It doesn't announce itself. One day the world has edges and the next day it doesn't. Colors go flat. Sound pulls back. Everything blurs into a continuous gray, and you can't say when it started.

I lived in that gray for a long time before I knew what it was.

Fifteen years in sales teaches you to keep moving. The fog is invisible if you move fast enough. Coffee handles the mornings. Structure handles the fog. Meetings, calls, targets, the relentless forward momentum. If the operating system glitches, you just run faster. The diagnosis of Bipolar II came late, in my early fifties, after decades of invisible management.

The word diagnosis sounds clean. It isn't. It's an explanation for a thousand small failures that seemed like character flaws. Mornings when getting out of bed felt like pushing a boulder uphill. Weeks where the joy just went missing, not in a dramatic way, but the way fog erases a coastline. And the other thing, the version I understood even less—the periods when my mind would fire on seven cylinders and I could sell anything, close anything, see three moves ahead of everyone else.

I thought that was the good version. Turns out good and bad live closer together than I wanted to know.

What surprised me most wasn't the diagnosis. It was recognizing how much energy I'd spent hiding it. Not lying exactly. Just the years of saying I was fine when I wasn't. Attributing the fog to work stress, poor sleep, not enough exercise. Finding a framework that made it acceptable. In sales culture, you don't say you're struggling. You're executing. You're taking care of it.

The first person I told was my wife. I remember how vulnerable that felt, like confessing something shameful instead of something medical. The fear underneath wasn't about judgment. It was the fear that if I named it out loud, it would become real in a way I couldn't manage.

It was already real. I just had to stop performing around it.

After the diagnosis came the learning curve. Not the medical part, the psychological part. Understanding that the fog isn't a failure of will. That the periods of elevated energy aren't enlightenment or just a good month. That having a condition doesn't mean being the condition. The difference matters more than any other distinction I've had to make in leadership.

A lot of people hear diagnosis and think fate. I have Bipolar II, therefore this is who I am now. The mind locks around it. But having Bipolar II is like having blue eyes or a metabolic condition. It's a thing the system does. It's not the whole system. The question shifts from what I am to how I work with what I work with.

That distinction changed everything.

I started keeping notes. Not journaling, which always felt performative. Just tracking when the fog came in, what the edges of it felt like, when it lifted. After a few months, the pattern emerged. I could see it coming. The sleep would shift first. Then the appetite. Then the fog would settle. There was no stopping it. But I could recognize it.

Recognition is the first power you get back.

The second power was permission. I stopped scheduling the way I used to. Stopped pushing through the fog as proof of capability. There were days I told my team I was taking the morning, and I took the morning. Not hiding in bed, but managing my operating system instead of pretending it was all high performance all the time.

In sales culture, that looks like weakness. Every metric, every incentive structure tells you to be on all the time. The year I stopped believing that narrative was the year my leadership actually improved. Because I showed up differently when I showed up honest instead of performing fine.

I told a close handful of people I trusted. My direct team needed to know. The reality, not the medical details. Some weeks I'm going to be more available than others. I'm managing something underneath. It doesn't affect my ability to do this job. It affects the rhythm of how I do it.

The relief in the room was visible. People started being real too. About their struggles, their patterns, the things they'd been hiding. Once the leader said I'm managing something, the permission rippled out.

Being true to myself meant being honest first to myself, then to the people close to me. Not broadcasting it. Not making it the whole story. Just refusing to pretend anymore.
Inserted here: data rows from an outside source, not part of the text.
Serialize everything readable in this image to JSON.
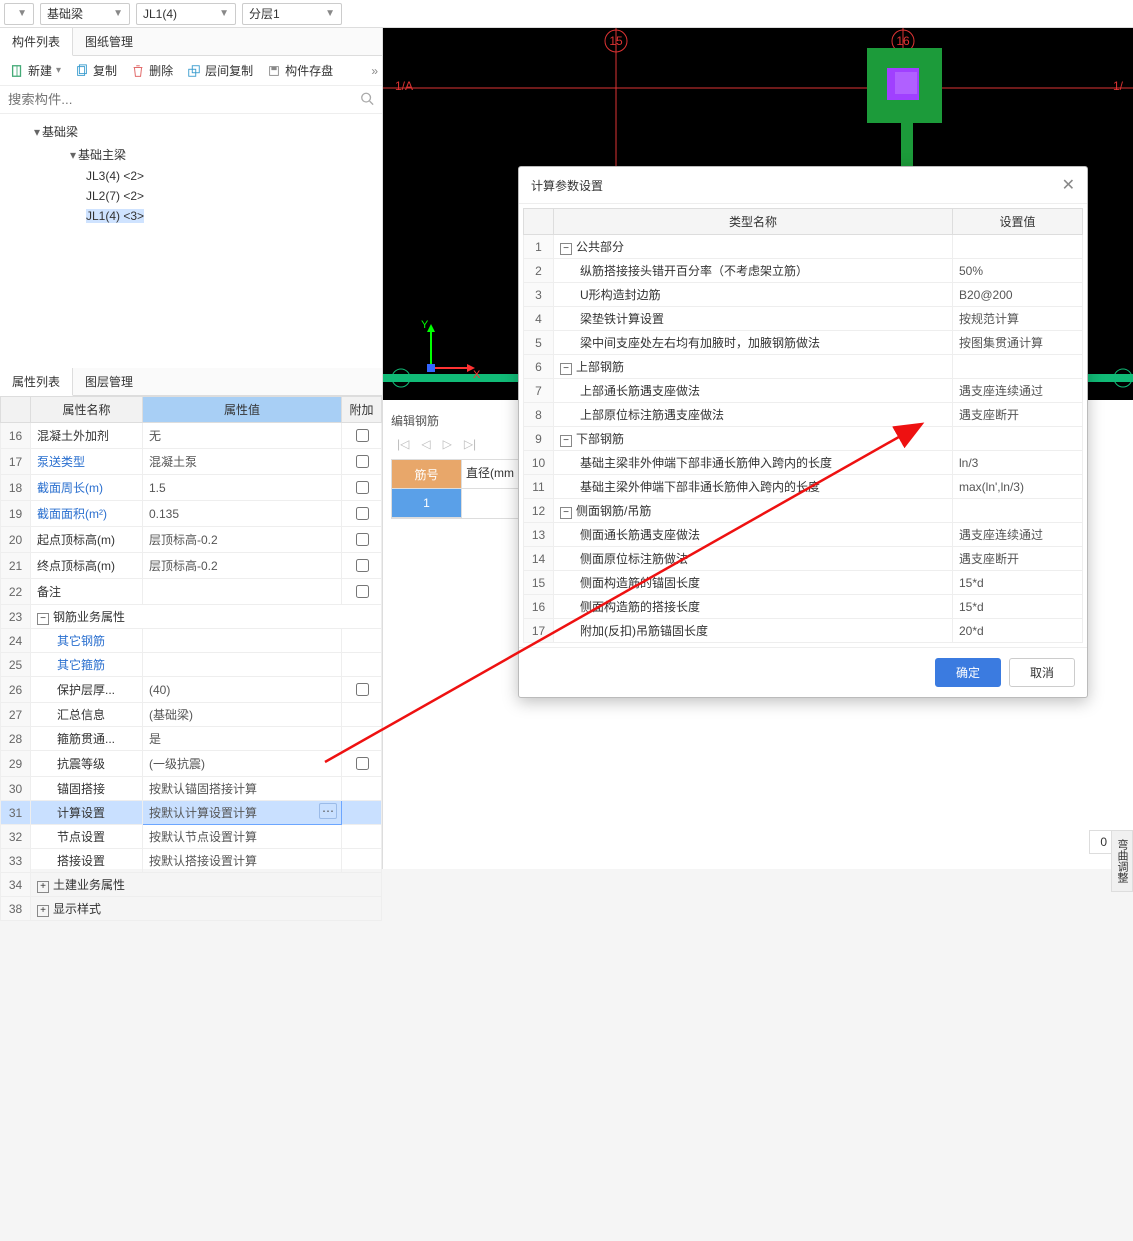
{
  "topbar": {
    "dd1": "",
    "dd2": "基础梁",
    "dd3": "JL1(4)",
    "dd4": "分层1"
  },
  "panels": {
    "component_list": "构件列表",
    "drawing_mgmt": "图纸管理",
    "layer_mgmt": "图层管理"
  },
  "toolbar": {
    "new": "新建",
    "copy": "复制",
    "delete": "删除",
    "layer_copy": "层间复制",
    "save_component": "构件存盘"
  },
  "search": {
    "placeholder": "搜索构件..."
  },
  "tree": {
    "l1": "基础梁",
    "l2": "基础主梁",
    "items": [
      "JL3(4) <2>",
      "JL2(7) <2>",
      "JL1(4) <3>"
    ]
  },
  "prop": {
    "tabs": [
      "属性列表",
      "图层管理"
    ],
    "header": {
      "name": "属性名称",
      "val": "属性值",
      "extra": "附加"
    },
    "rows": [
      {
        "i": "16",
        "n": "混凝土外加剂",
        "v": "无",
        "ck": false,
        "link": false
      },
      {
        "i": "17",
        "n": "泵送类型",
        "v": "混凝土泵",
        "ck": false,
        "link": true
      },
      {
        "i": "18",
        "n": "截面周长(m)",
        "v": "1.5",
        "ck": true,
        "link": true
      },
      {
        "i": "19",
        "n": "截面面积(m²)",
        "v": "0.135",
        "ck": true,
        "link": true
      },
      {
        "i": "20",
        "n": "起点顶标高(m)",
        "v": "层顶标高-0.2",
        "ck": false,
        "link": false
      },
      {
        "i": "21",
        "n": "终点顶标高(m)",
        "v": "层顶标高-0.2",
        "ck": false,
        "link": false
      },
      {
        "i": "22",
        "n": "备注",
        "v": "",
        "ck": false,
        "link": false
      },
      {
        "i": "23",
        "n": "钢筋业务属性",
        "v": "",
        "ck": false,
        "group": true
      },
      {
        "i": "24",
        "n": "其它钢筋",
        "v": "",
        "ck": false,
        "link": true,
        "indent": true
      },
      {
        "i": "25",
        "n": "其它箍筋",
        "v": "",
        "ck": false,
        "link": true,
        "indent": true
      },
      {
        "i": "26",
        "n": "保护层厚...",
        "v": "(40)",
        "ck": true,
        "link": false,
        "indent": true
      },
      {
        "i": "27",
        "n": "汇总信息",
        "v": "(基础梁)",
        "ck": false,
        "link": false,
        "indent": true
      },
      {
        "i": "28",
        "n": "箍筋贯通...",
        "v": "是",
        "ck": false,
        "link": false,
        "indent": true
      },
      {
        "i": "29",
        "n": "抗震等级",
        "v": "(一级抗震)",
        "ck": true,
        "link": false,
        "indent": true
      },
      {
        "i": "30",
        "n": "锚固搭接",
        "v": "按默认锚固搭接计算",
        "ck": false,
        "link": false,
        "indent": true
      },
      {
        "i": "31",
        "n": "计算设置",
        "v": "按默认计算设置计算",
        "ck": false,
        "link": false,
        "indent": true,
        "sel": true
      },
      {
        "i": "32",
        "n": "节点设置",
        "v": "按默认节点设置计算",
        "ck": false,
        "link": false,
        "indent": true
      },
      {
        "i": "33",
        "n": "搭接设置",
        "v": "按默认搭接设置计算",
        "ck": false,
        "link": false,
        "indent": true
      },
      {
        "i": "34",
        "n": "土建业务属性",
        "v": "",
        "ck": false,
        "group": true,
        "collapsed": true
      },
      {
        "i": "38",
        "n": "显示样式",
        "v": "",
        "ck": false,
        "group": true,
        "collapsed": true
      }
    ]
  },
  "viewport": {
    "axis_labels": {
      "y": "Y",
      "x": "X"
    },
    "grid_labels": {
      "a": "1/A",
      "a2": "A",
      "g15": "15",
      "g16": "16",
      "one": "1/"
    }
  },
  "rebar_panel": {
    "title": "编辑钢筋",
    "col1": "筋号",
    "col2": "直径(mm"
  },
  "right_side": {
    "zero": "0",
    "tab": "弯曲调整"
  },
  "modal": {
    "title": "计算参数设置",
    "head_type": "类型名称",
    "head_val": "设置值",
    "rows": [
      {
        "i": "1",
        "n": "公共部分",
        "v": "",
        "grp": true
      },
      {
        "i": "2",
        "n": "纵筋搭接接头错开百分率（不考虑架立筋）",
        "v": "50%",
        "indent": 1
      },
      {
        "i": "3",
        "n": "U形构造封边筋",
        "v": "B20@200",
        "indent": 1
      },
      {
        "i": "4",
        "n": "梁垫铁计算设置",
        "v": "按规范计算",
        "indent": 1
      },
      {
        "i": "5",
        "n": "梁中间支座处左右均有加腋时，加腋钢筋做法",
        "v": "按图集贯通计算",
        "indent": 1
      },
      {
        "i": "6",
        "n": "上部钢筋",
        "v": "",
        "grp": true
      },
      {
        "i": "7",
        "n": "上部通长筋遇支座做法",
        "v": "遇支座连续通过",
        "indent": 1
      },
      {
        "i": "8",
        "n": "上部原位标注筋遇支座做法",
        "v": "遇支座断开",
        "indent": 1
      },
      {
        "i": "9",
        "n": "下部钢筋",
        "v": "",
        "grp": true
      },
      {
        "i": "10",
        "n": "基础主梁非外伸端下部非通长筋伸入跨内的长度",
        "v": "ln/3",
        "indent": 1
      },
      {
        "i": "11",
        "n": "基础主梁外伸端下部非通长筋伸入跨内的长度",
        "v": "max(ln',ln/3)",
        "indent": 1
      },
      {
        "i": "12",
        "n": "侧面钢筋/吊筋",
        "v": "",
        "grp": true
      },
      {
        "i": "13",
        "n": "侧面通长筋遇支座做法",
        "v": "遇支座连续通过",
        "indent": 1
      },
      {
        "i": "14",
        "n": "侧面原位标注筋做法",
        "v": "遇支座断开",
        "indent": 1
      },
      {
        "i": "15",
        "n": "侧面构造筋的锚固长度",
        "v": "15*d",
        "indent": 1
      },
      {
        "i": "16",
        "n": "侧面构造筋的搭接长度",
        "v": "15*d",
        "indent": 1
      },
      {
        "i": "17",
        "n": "附加(反扣)吊筋锚固长度",
        "v": "20*d",
        "indent": 1
      }
    ],
    "ok": "确定",
    "cancel": "取消"
  }
}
The fog still comes. It always will. But I know what it is now. I know it's not permanent and I know it's not me. It's a thing that happens in the system, and I have some tools to work with it. The coffee helps. The structure helps. The medication helps. The acceptance that this is how the system works helps most of all.
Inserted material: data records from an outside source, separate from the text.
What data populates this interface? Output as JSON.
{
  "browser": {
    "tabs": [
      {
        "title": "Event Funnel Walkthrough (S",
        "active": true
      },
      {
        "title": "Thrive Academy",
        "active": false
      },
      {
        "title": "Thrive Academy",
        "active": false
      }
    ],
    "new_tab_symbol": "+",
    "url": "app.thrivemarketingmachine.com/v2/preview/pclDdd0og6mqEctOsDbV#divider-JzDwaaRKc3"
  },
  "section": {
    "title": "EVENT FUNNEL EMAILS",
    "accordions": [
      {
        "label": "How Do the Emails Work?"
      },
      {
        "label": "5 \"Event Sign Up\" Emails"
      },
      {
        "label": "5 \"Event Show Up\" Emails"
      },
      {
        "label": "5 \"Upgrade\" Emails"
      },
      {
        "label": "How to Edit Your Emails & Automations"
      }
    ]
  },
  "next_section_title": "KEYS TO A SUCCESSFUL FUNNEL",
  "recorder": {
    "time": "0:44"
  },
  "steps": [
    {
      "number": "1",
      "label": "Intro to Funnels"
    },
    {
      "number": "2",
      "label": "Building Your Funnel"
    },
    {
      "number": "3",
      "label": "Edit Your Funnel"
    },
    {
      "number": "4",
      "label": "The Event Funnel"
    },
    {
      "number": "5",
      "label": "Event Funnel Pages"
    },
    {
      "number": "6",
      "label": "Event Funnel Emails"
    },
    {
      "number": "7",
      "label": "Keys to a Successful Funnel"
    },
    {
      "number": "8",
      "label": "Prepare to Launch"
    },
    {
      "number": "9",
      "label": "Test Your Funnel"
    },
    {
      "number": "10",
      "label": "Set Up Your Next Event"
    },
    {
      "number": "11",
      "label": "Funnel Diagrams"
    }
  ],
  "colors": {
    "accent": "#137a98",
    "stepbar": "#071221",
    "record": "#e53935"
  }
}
Leadership looks different from the other side of that acceptance. Less grinding, more attentive. Less about projecting capability and more about actual presence. When you stop performing fine, you have more energy for the things that actually require it.

Some leaders will think this is TMI. That vulnerability is a liability. I used to think that too. The truth is the opposite. The vulnerability costs something upfront. But the performance I was maintaining before cost everything. The person who can't tell the truth about what he's working with is the person who can't be trusted in the room.

The fog is still there. But now I can see. That changes everything.